Indirectly related to recent news

   I've had some great conversations with people since the NYSPHSAA reactivated its Schools Without Borders ad hoc committee and the Section 3 football schools broke ranks with CBA.

   I also saw and heard some wishful thinking on a bigger-picture issue.

   Though the idea in play at the moment is that some or all private and charter schools could be moved into their own playoff classes, several people are pushing the theory that the next logical step would be consolidating the NYSPHSAA, CHSAA, PSAL and NYSAIS into one governing body.

   Logical? Arguably yes. Possible? Not in our lifetime.

   Here's one reason I say that:

   While tying up loose ends on the winter sports season, Clevis Murray of The Buffalo News hit on a point that has long been a head-scratcher for a lot of us.

   After their local playoffs conclude, Western New York's top boys basketball team advances to the CHSAA Class A tournament while the girls champion moves in the CHSAA's Class AA bracket.

   On the grand scale, that's a small quirk.

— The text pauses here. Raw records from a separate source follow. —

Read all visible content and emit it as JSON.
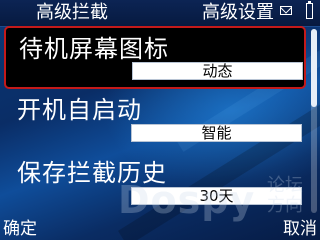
{
  "status_bar": {
    "title_left": "高级拦截",
    "title_right": "高级设置",
    "icons": [
      "mail-icon",
      "battery-icon"
    ]
  },
  "settings": {
    "items": [
      {
        "label": "待机屏幕图标",
        "value": "动态",
        "selected": true
      },
      {
        "label": "开机自启动",
        "value": "智能",
        "selected": false
      },
      {
        "label": "保存拦截历史",
        "value": "30天",
        "selected": false
      }
    ]
  },
  "watermark": {
    "text": "Dospy",
    "text_cn": "论坛方向"
  },
  "softkeys": {
    "left": "确定",
    "right": "取消"
  },
  "colors": {
    "selection_border": "#c41a1a",
    "background": "#0b2a5c"
  }
}
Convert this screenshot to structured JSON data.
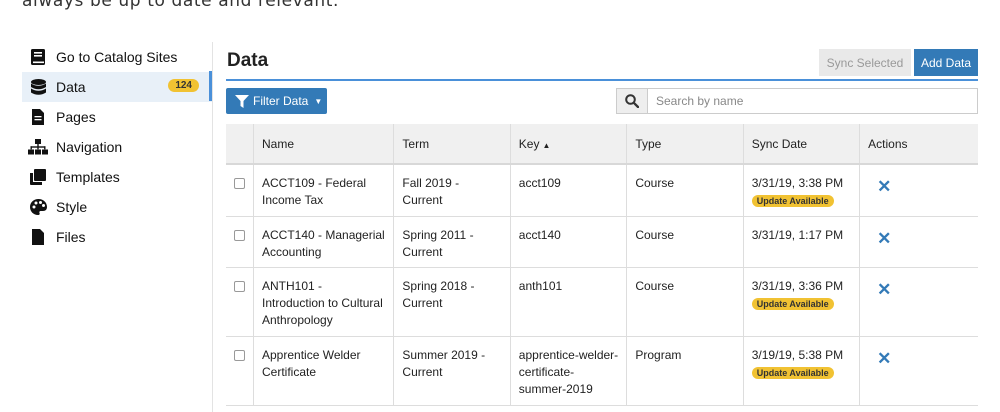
{
  "intro_text": "always be up to date and relevant.",
  "sidebar": {
    "items": [
      {
        "label": "Go to Catalog Sites",
        "icon": "book-icon"
      },
      {
        "label": "Data",
        "icon": "database-icon",
        "badge": "124"
      },
      {
        "label": "Pages",
        "icon": "file-icon"
      },
      {
        "label": "Navigation",
        "icon": "sitemap-icon"
      },
      {
        "label": "Templates",
        "icon": "clone-icon"
      },
      {
        "label": "Style",
        "icon": "palette-icon"
      },
      {
        "label": "Files",
        "icon": "file-icon"
      }
    ]
  },
  "main": {
    "title": "Data",
    "sync_selected_label": "Sync Selected",
    "add_data_label": "Add Data",
    "filter_label": "Filter Data",
    "search_placeholder": "Search by name",
    "table": {
      "headers": [
        "Name",
        "Term",
        "Key",
        "Type",
        "Sync Date",
        "Actions"
      ],
      "update_badge": "Update Available",
      "rows": [
        {
          "name": "ACCT109 - Federal Income Tax",
          "term": "Fall 2019 - Current",
          "key": "acct109",
          "type": "Course",
          "sync_date": "3/31/19, 3:38 PM",
          "update": true
        },
        {
          "name": "ACCT140 - Managerial Accounting",
          "term": "Spring 2011 - Current",
          "key": "acct140",
          "type": "Course",
          "sync_date": "3/31/19, 1:17 PM",
          "update": false
        },
        {
          "name": "ANTH101 - Introduction to Cultural Anthropology",
          "term": "Spring 2018 - Current",
          "key": "anth101",
          "type": "Course",
          "sync_date": "3/31/19, 3:36 PM",
          "update": true
        },
        {
          "name": "Apprentice Welder Certificate",
          "term": "Summer 2019 - Current",
          "key": "apprentice-welder-certificate-summer-2019",
          "type": "Program",
          "sync_date": "3/19/19, 5:38 PM",
          "update": true
        }
      ]
    }
  },
  "colors": {
    "primary": "#337ab7",
    "badge": "#f1c232",
    "active_bg": "#e8f0f8"
  }
}
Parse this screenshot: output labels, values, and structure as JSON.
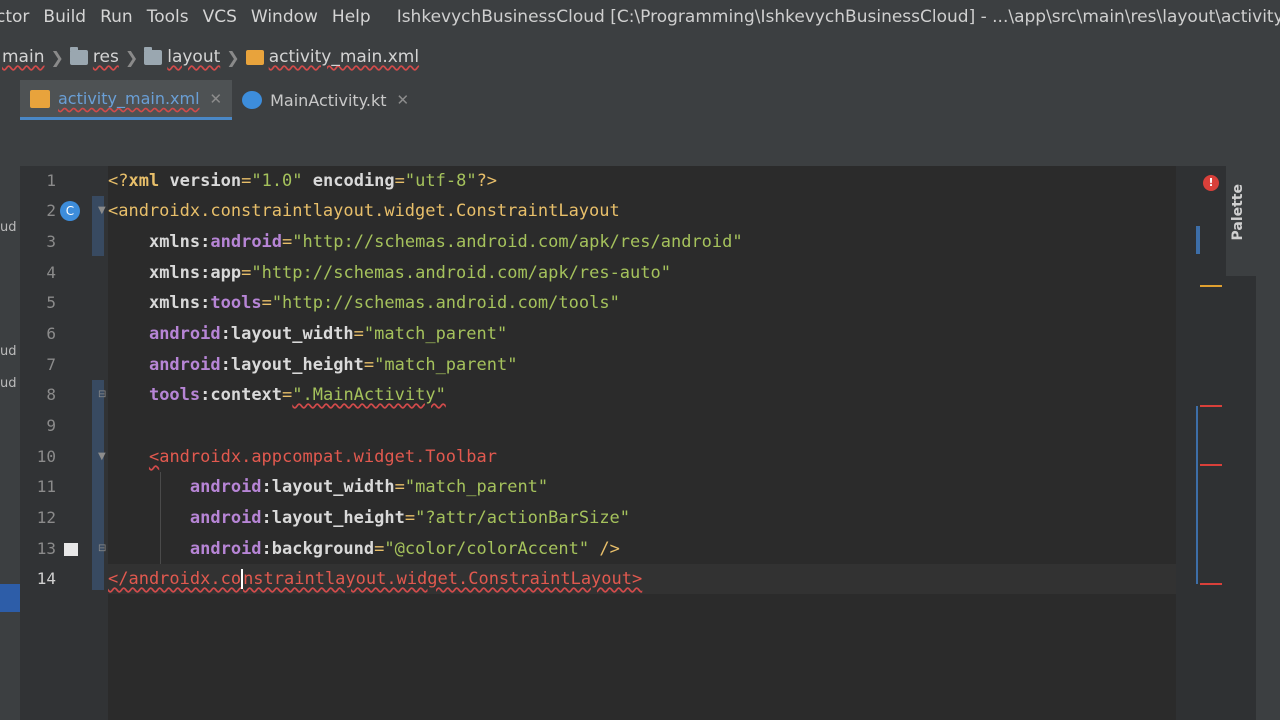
{
  "menubar": {
    "items": [
      "ctor",
      "Build",
      "Run",
      "Tools",
      "VCS",
      "Window",
      "Help"
    ],
    "title": "IshkevychBusinessCloud [C:\\Programming\\IshkevychBusinessCloud] - ...\\app\\src\\main\\res\\layout\\activity_main.xml [app] - A"
  },
  "breadcrumb": {
    "items": [
      "main",
      "res",
      "layout",
      "activity_main.xml"
    ]
  },
  "tabs": [
    {
      "label": "activity_main.xml",
      "icon": "xml-file-icon",
      "active": true
    },
    {
      "label": "MainActivity.kt",
      "icon": "kotlin-file-icon",
      "active": false
    }
  ],
  "leftstrip": {
    "labels": [
      "ud",
      "ud",
      "ud"
    ]
  },
  "editor": {
    "line_numbers": [
      "1",
      "2",
      "3",
      "4",
      "5",
      "6",
      "7",
      "8",
      "9",
      "10",
      "11",
      "12",
      "13",
      "14"
    ],
    "current_line": "14"
  },
  "code": {
    "l1": {
      "open": "<?",
      "tag": "xml",
      "a1": " version",
      "eq1": "=",
      "v1": "\"1.0\"",
      "a2": " encoding",
      "eq2": "=",
      "v2": "\"utf-8\"",
      "close": "?>"
    },
    "l2": {
      "tag": "<androidx.constraintlayout.widget.ConstraintLayout"
    },
    "l3": {
      "ns": "xmlns:",
      "name": "android",
      "eq": "=",
      "val": "\"http://schemas.android.com/apk/res/android\""
    },
    "l4": {
      "ns": "xmlns:",
      "name": "app",
      "eq": "=",
      "val": "\"http://schemas.android.com/apk/res-auto\""
    },
    "l5": {
      "ns": "xmlns:",
      "name": "tools",
      "eq": "=",
      "val": "\"http://schemas.android.com/tools\""
    },
    "l6": {
      "ns": "android",
      "name": ":layout_width",
      "eq": "=",
      "val": "\"match_parent\""
    },
    "l7": {
      "ns": "android",
      "name": ":layout_height",
      "eq": "=",
      "val": "\"match_parent\""
    },
    "l8": {
      "ns": "tools",
      "name": ":context",
      "eq": "=",
      "val": "\".MainActivity\""
    },
    "l10": {
      "lt": "<",
      "tag": "androidx.appcompat.widget.Toolbar"
    },
    "l11": {
      "ns": "android",
      "name": ":layout_width",
      "eq": "=",
      "val": "\"match_parent\""
    },
    "l12": {
      "ns": "android",
      "name": ":layout_height",
      "eq": "=",
      "val": "\"?attr/actionBarSize\""
    },
    "l13": {
      "ns": "android",
      "name": ":background",
      "eq": "=",
      "val": "\"@color/colorAccent\"",
      "close": " />"
    },
    "l14": {
      "before": "</androidx.co",
      "after": "nstraintlayout.widget.ConstraintLayout>"
    }
  },
  "palette": {
    "label": "Palette"
  },
  "colors": {
    "tag": "#e8bf6a",
    "attr_namespace": "#b785d6",
    "string_value": "#a5c25c",
    "error": "#e2594f",
    "accent": "#4a88c7"
  }
}
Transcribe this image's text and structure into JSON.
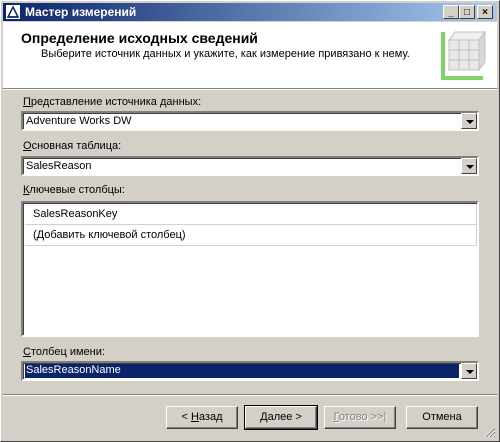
{
  "window": {
    "title": "Мастер измерений",
    "buttons": {
      "minimize": "_",
      "maximize": "□",
      "close": "×"
    }
  },
  "header": {
    "title": "Определение исходных сведений",
    "subtitle": "Выберите источник данных и укажите, как измерение привязано к нему."
  },
  "form": {
    "dsv_label_access": "П",
    "dsv_label_rest": "редставление источника данных:",
    "dsv_value": "Adventure Works DW",
    "main_table_label_access": "О",
    "main_table_label_rest": "сновная таблица:",
    "main_table_value": "SalesReason",
    "key_columns_label_access": "К",
    "key_columns_label_rest": "лючевые столбцы:",
    "key_columns": [
      "SalesReasonKey",
      "(Добавить ключевой столбец)"
    ],
    "name_column_label_access": "С",
    "name_column_label_rest": "толбец имени:",
    "name_column_value": "SalesReasonName"
  },
  "footer": {
    "back_prefix": "< ",
    "back_access": "Н",
    "back_rest": "азад",
    "next_access": "Д",
    "next_rest": "алее >",
    "finish_access": "Г",
    "finish_rest": "отово >>|",
    "cancel_label": "Отмена"
  },
  "colors": {
    "titlebar_start": "#0a246a",
    "titlebar_end": "#a6caf0",
    "selection": "#0a246a",
    "face": "#d4d0c8"
  }
}
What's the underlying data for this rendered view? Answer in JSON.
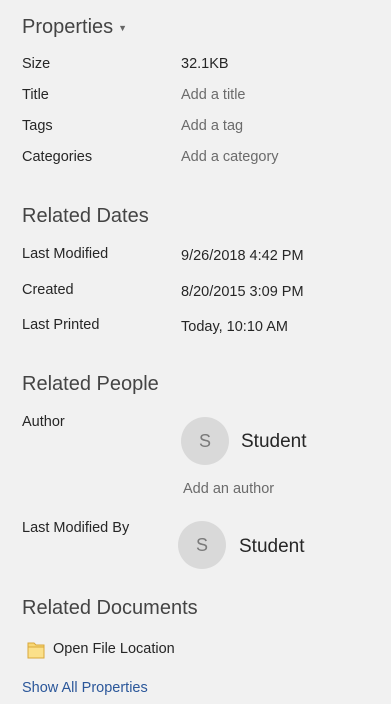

But it speaks to a key fundamental difference between organizations: While enrollment numbers are the foundation of how the NYSPHSAA classifies teams, the other governing bodies align divisions based on recent performance, preseason projections, and sometimes just school preference.

   It's one factor that ultimately caused the Federation tournaments in basketball to fail and why scant thought was ever given to Federation playoffs in several other sports.

   Without considering all the other things that would have to align to make a consolidation happen, the classification issue alone is a deal-breaker.